In that case it should be the weighted average of their descendants

laughedelic commented 7 years ago

In that case it should be the weighted average of their descendants

I can't find the discussion here, but I remember that talked about it and if I remember right, decided not to implement this feature in the v1.0. I could forget or mix it up, of course.

Also I see a lot of no-hits. Which params were used here?

See the defaults code.

eparejatobes commented 7 years ago

OK fine about average identity. With respect to the no-hits issue, the only reason I can think of is word size. Next time you run this (after fixing those bugs above) use the same word size that is the global default: word_size(46).

laughedelic commented 7 years ago

fine about average identity

I opened https://github.com/ohnosequences/mg7/issues/126 not to forget to do it later.

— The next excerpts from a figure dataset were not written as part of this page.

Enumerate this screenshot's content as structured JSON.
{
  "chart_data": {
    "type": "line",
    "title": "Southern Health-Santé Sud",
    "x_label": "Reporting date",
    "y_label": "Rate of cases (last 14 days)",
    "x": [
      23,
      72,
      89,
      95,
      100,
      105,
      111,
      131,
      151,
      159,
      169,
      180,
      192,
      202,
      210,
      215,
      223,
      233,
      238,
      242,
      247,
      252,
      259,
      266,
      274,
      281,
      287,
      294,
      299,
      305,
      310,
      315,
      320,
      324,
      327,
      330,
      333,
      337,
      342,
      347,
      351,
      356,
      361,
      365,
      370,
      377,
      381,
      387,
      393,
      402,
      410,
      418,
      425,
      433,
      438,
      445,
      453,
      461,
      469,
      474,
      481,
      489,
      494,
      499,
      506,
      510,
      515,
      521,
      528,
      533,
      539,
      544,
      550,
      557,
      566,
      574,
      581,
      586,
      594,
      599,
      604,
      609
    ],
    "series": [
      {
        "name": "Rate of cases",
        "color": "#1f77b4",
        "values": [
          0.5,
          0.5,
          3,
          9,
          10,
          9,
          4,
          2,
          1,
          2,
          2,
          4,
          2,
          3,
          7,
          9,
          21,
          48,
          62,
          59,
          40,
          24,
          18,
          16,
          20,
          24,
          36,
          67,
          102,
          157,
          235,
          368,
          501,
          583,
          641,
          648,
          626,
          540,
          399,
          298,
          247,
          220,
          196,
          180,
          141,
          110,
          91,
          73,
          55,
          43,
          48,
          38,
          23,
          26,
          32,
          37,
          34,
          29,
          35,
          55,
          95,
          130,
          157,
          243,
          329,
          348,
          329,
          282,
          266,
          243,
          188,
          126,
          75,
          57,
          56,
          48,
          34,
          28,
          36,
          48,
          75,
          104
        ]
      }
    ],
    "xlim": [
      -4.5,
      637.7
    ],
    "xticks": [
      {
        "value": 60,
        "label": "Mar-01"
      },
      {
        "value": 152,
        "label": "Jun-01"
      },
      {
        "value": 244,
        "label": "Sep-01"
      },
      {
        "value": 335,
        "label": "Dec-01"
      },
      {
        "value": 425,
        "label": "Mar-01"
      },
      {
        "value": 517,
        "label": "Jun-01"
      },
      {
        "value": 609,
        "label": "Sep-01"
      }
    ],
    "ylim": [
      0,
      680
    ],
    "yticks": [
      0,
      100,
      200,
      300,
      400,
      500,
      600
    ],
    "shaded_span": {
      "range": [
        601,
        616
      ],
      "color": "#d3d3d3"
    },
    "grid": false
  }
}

Next time you run this (after fixing those bugs above) use the same word size that is the global default: word_size(46)

OK

eparejatobes commented 7 years ago

oh I almost forgot; what about the coverage filter? is it 100%?

laughedelic commented 7 years ago

Yes. The default filter for both Illumina and PacBio is qcovs == 100. Do you want to change it?

eparejatobes commented 7 years ago

For pacbio 99 and 98.5 identity

laughedelic commented 7 years ago

@eparejatobes Done. Review the results please:

s3://resources.ohnosequences.com/ohnosequences/mg7/1.0.0-M5-15-gfb8a06a/test/
eparejatobes commented 7 years ago

I'm working on this

laughedelic commented 7 years ago

@eparejatobes told me that it's fine. Merging this.